When Jim invites Dick and his wife, Hilary, (Wendy Hughes) to his extravagant beach house, things go awry Jim's trophy wife, Sophie (Natasha Elisabeth Beaumont) and Hilary are in a bitter stand off.

When Stephen, the last of the team, arrives uninvited, he triggers a series of revelations of long held secrets and everyone runs for cover. The plays gets more interesting at this point.

Jim has no redeeming features. He is an ugly corporate raider, his wife is an ex-hooker and fortune hunter. Dick and Hilary boast of their positive qualities but are no more likeable. Only Stephen has a moral core and even he takes his petty revenge.
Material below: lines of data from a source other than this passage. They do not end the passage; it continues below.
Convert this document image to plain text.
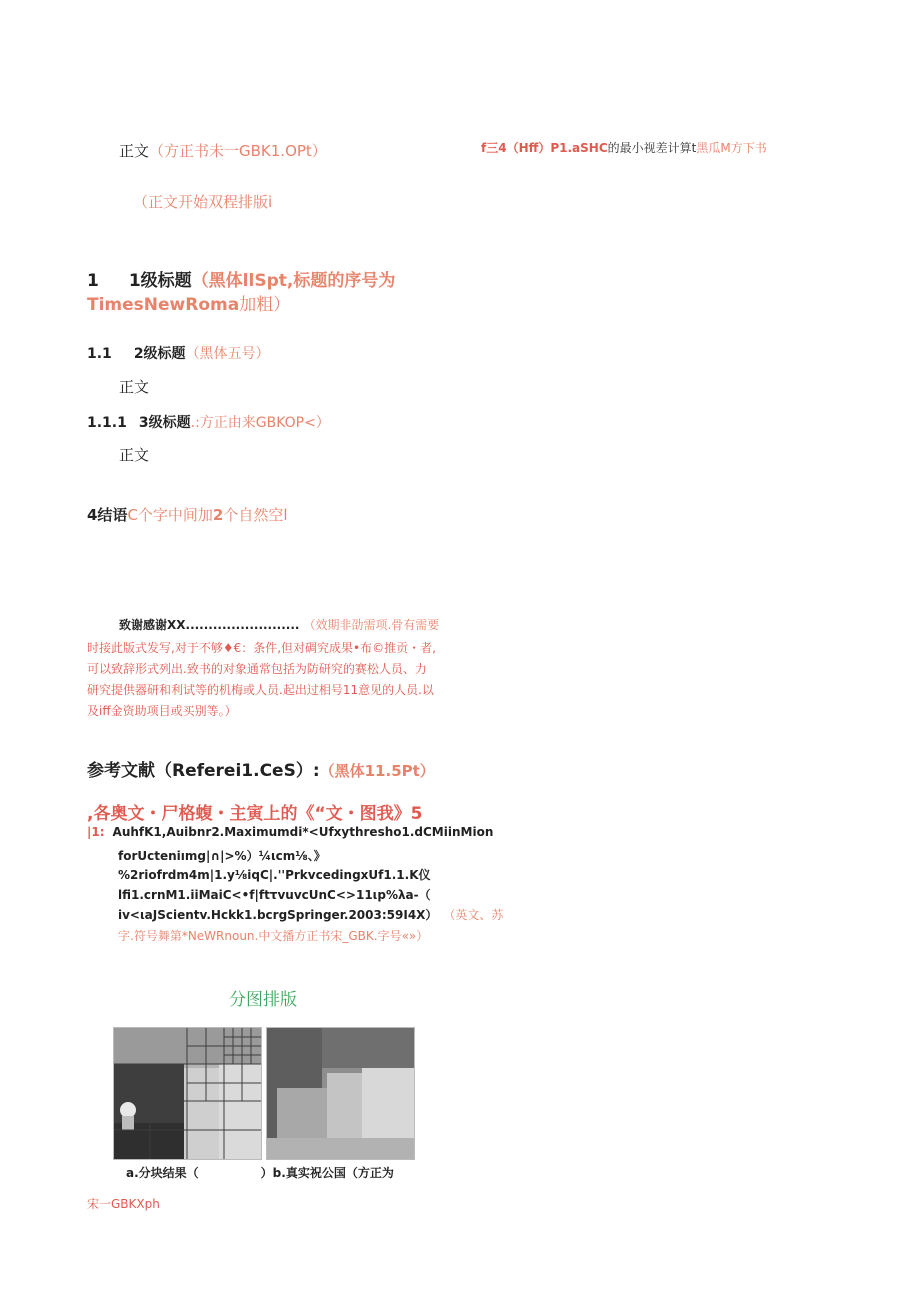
正文（方正书未一GBK1.OPt）	f三4（Hff）P1.aSHC的最小视差计算t黑瓜M方下书
（正文开始双程排版i
1 1级标题（黑体llSpt,标题的序号为
TimesNewRoma加粗）
1.1 2级标题（黑体五号）
正文
1.1.1 3级标题.:方正由来GBKOP<）
正文
4结语C个字中间加2个自然空l
致谢感谢XX......................... （效期非劭需项.骨有需要
时接此版式发写,对于不够♦€：条件,但对碉究成果•布©推贡・者,
可以致辞形式列出.致书的对象通常包括为防研究的赛松人员、力
研究提供器研和利试等的机梅或人员.起出过相号11意见的人员.以
及iff金资助项目或买别等。）
参考文献（Referei1.CeS）:（黑体11.5Pt）
,各奥文・尸格蝮・主寅上的《“文・图我》5
|1: AuhfK1,Auibnr2.Maximumdi*<Ufxythresho1.dCMiinMion
forUcteniımg|∩|>%）¼ιcm⅛、》
%2riofrdm4m|1.y⅛iqC|.''PrkvcedingxUf1.1.K仪
lfi1.crnM1.iiMaiC<•f|ftτvuvcUnC<>11ιp%λa-（
iv<ιaJScientv.Hckk1.bcrgSpringer.2003:59I4X） （英文、苏
字.符号舞第*NeWRnoun.中文播方正书宋_GBK.字号«»）
分图排版
a.分块结果（	）b.真实祝公国（方正为
宋一GBKXph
The plot lacks substance, subtlety or credibility and relies too heavily on unlikely revelations, secrets and cheap gags. The final scenes are disconnected from, and unbelievable in the context of the earlier scenes. The pace of the second half is more varied.

Williamson's social satire deteriorates into cheap jokes and two-dimensional characters and the dialogue feels unauthentic particularly for the women.

A striking set by Michael Scott-Mitchell features painterly backdrops behind stark, stony walls although the conveyor belt carrying actors and furniture is over-used.

Director Jennifer Flowers, struggles to find any subtlety or variation in this script and the cast of fine actors fight with flimsy dialogue to find any depth for their characters.